19.5.2026.- Fernando Cano escribe en elespanol.com que los comunicadores de la Cadena SER y buena parte del equipo de la emisora del Grupo Prisa están dispuestos a llegar hasta el final en su órdago para intentar apartar a su director de Contenidos, Fran Llorente.
El directivo lleva varios meses enfrentado con estrellas de la emisora como Àngels Barceló por su intento de poner en marcha cambios de cara a la temporada que empieza este mes de septiembre.
Desde su llegada en mayo del año pasado, a Fran Llorente se le encargó una pequeña revolución en la SER para garantizar el liderazgo a medio plazo.
No se trata de un giro ideológico profundo –es imposible pensar en una SER escorada al centro– pero sí de retoques para dar una mayor unidad editorial a la cadena.
En la práctica esto significaba un mayor control por parte de Llorente, un lavado de cara a los equipos y cambios en los tertulianos de la emisora.
Unos movimientos que no han sentado bien en los equipos de los grandes programas, Hoy por Hoy, de Àngels Barceló; La Ventana, de Carles Francino; y Hora 25, de Aimar Bretos.
Y han decidido pasar al ataque. En esta línea, han transmitido a la dirección de la cadena, empezando por su director General, Jaume Serra, que no hay sintonía con Llorente y que la hoja de ruta planteada podría significar un problema.
En este sentido, también han llegado mensajes a la consejera delegada de Prisa Media, Pilar Gil; y al propio presidente, Josep Oughourlian, a quien se le ha pedido explícitamente que medie ante la guerra que podría entorpecer el comienzo de la próxima temporada.
En esa lucha se entiende el órdago lanzado por Àngels Barceló, cuyo entorno ha filtrado a diversos medios de comunicación, que no tiene clara su renovación y que supedita todo a que mantenga personalmente el control editorial de su programa.
Y la estrategia pasa por transmitir que está en juego su libertad ideológica y su cercanía con el Gobierno. El mensaje –que se envía a Moncloa– es que Oughourlian quiere derechizar la SER y hacer algo similar a lo que se ejecutó en los primeros meses de El País tras la salida de Pepa Bueno hace ya casi un año.
Pero las fuentes consultadas por este diario indican que nada tiene que ver con la ideología y advierten que todo pasa por intentar desbancar a Fran Llorente y evitar sus cambios. Y en esta línea, Moncloa no ha cogido el guante y ha decidido ponerse de perfil.
Con todo, desde el interior de Prisa se indica a este diario que sería un suicidio para la SER acercarse a la derecha, y más en su programa de mayor audiencia.
«Perderíamos un millón de oyentes en el primer EGM y comercialmente no es sostenible». Incluso si se va Barceló, se buscaría a un presentador cercano al estilo de la catalana.

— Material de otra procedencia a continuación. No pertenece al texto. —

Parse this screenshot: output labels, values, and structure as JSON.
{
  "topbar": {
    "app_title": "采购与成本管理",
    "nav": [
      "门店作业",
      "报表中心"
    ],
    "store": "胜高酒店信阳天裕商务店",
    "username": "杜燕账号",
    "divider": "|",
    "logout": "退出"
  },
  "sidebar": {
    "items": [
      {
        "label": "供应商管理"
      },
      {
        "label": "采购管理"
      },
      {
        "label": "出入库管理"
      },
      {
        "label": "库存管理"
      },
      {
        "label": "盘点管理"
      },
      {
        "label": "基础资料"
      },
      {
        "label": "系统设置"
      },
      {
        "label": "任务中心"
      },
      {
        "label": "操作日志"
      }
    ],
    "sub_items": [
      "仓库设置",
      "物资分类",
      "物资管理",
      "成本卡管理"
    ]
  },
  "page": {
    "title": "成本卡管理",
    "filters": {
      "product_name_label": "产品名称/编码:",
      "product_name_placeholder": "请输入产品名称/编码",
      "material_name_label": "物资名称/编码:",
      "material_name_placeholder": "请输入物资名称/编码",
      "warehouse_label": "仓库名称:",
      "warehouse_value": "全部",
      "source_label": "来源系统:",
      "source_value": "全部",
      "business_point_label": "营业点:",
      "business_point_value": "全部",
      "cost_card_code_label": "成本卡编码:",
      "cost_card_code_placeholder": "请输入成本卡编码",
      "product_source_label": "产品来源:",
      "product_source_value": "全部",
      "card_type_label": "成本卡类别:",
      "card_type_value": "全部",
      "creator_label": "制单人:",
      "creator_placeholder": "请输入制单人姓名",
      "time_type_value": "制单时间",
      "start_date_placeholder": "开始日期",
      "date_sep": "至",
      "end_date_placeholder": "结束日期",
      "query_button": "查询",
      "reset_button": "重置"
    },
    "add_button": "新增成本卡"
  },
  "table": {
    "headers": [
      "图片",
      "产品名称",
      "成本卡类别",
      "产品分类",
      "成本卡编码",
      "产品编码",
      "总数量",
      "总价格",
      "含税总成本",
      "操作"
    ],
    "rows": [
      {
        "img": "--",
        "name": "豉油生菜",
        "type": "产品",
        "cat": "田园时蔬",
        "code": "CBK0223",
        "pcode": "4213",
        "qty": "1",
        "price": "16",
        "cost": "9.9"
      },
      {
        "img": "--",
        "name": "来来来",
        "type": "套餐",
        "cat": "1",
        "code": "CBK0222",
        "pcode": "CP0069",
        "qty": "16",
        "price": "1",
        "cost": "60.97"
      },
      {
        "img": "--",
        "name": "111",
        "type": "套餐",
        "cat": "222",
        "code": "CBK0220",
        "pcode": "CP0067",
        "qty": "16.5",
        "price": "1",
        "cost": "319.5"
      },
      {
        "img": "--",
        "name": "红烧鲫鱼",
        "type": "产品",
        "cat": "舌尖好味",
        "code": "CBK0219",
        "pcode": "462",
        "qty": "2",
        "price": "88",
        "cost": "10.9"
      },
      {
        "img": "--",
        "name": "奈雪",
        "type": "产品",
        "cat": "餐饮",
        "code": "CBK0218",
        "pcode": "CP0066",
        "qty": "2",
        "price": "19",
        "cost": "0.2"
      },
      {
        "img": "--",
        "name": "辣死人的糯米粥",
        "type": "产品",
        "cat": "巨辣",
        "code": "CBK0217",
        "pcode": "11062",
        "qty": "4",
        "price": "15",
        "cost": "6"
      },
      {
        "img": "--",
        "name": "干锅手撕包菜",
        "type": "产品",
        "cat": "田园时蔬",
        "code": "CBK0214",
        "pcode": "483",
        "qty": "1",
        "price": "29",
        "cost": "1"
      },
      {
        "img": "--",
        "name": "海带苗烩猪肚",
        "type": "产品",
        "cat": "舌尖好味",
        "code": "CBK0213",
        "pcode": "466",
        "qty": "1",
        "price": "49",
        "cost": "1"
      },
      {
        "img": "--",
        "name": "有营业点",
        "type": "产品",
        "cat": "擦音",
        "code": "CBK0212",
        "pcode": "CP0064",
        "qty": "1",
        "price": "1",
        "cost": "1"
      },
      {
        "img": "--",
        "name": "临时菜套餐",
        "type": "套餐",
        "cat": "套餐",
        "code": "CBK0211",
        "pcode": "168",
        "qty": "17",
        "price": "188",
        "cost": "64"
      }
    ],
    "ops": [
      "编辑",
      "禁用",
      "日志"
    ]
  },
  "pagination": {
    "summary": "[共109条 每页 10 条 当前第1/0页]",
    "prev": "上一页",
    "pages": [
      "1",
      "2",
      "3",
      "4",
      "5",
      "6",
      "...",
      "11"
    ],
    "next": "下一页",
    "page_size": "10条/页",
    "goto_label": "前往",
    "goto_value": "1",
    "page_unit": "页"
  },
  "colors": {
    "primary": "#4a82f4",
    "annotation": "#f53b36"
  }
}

Y en la competencia no hay actualmente nadie con estas características, ni en la COPE, ni en Onda Cero.
Futuro de Barceló
Con todo, la realidad es que Barceló tiene sobre la mesa la renovación por una temporada más, en iguales condiciones a las de su contrato actual. Y el plan de Prisa es que renueve. Otra cosa es la decisión que tome ella.
En cualquier caso, las fuentes consultadas apuntan a que finalmente la sangre no llegará al río y que es probable que –tras algunos ajustes fruto de las últimas negociaciones– Barceló termine renovando.
Distinto es el futuro de Llorente. Y no porque Prisa prescinda de él, sino que porque finalmente los presentadores y comunicadores de Cadena SER terminen teniendo éxito en sus presiones.
Lo que sí es cierto es que hasta ahora todo son incógnitas y la principal perjudicada es la planificación de la SER para la próxima temporada. Que sigue en el aire.
EGM de la SER
Recordemos que hace pocas semanas se confirmó un importante batacazo para la Cadena SER en el primer Estudio General de Medios (EGM) del año. La emisora del grupo Prisa se dejó 300.000 oyentes en relación a sus datos de finales del año pasado.
Bajó hasta los 4.562.000 oyentes, esto es, un 6,1% menos desde diciembre de 2025, y registró su peor dato en un año. De hecho, en doce meses ha perdido todo lo ganado en oleadas anteriores.
Y Àngels Barceló perdió 205.000 seguidores, un 6% menos, hasta los 3,2 millones de oyentes.
Esto supuso que Herrera en COPE se quedara a 107.000 oyentes, su menor diferencia histórica desde que el comunicador andaluz está en la cadena. En diciembre esta diferencia era de casi 900.000 fieles.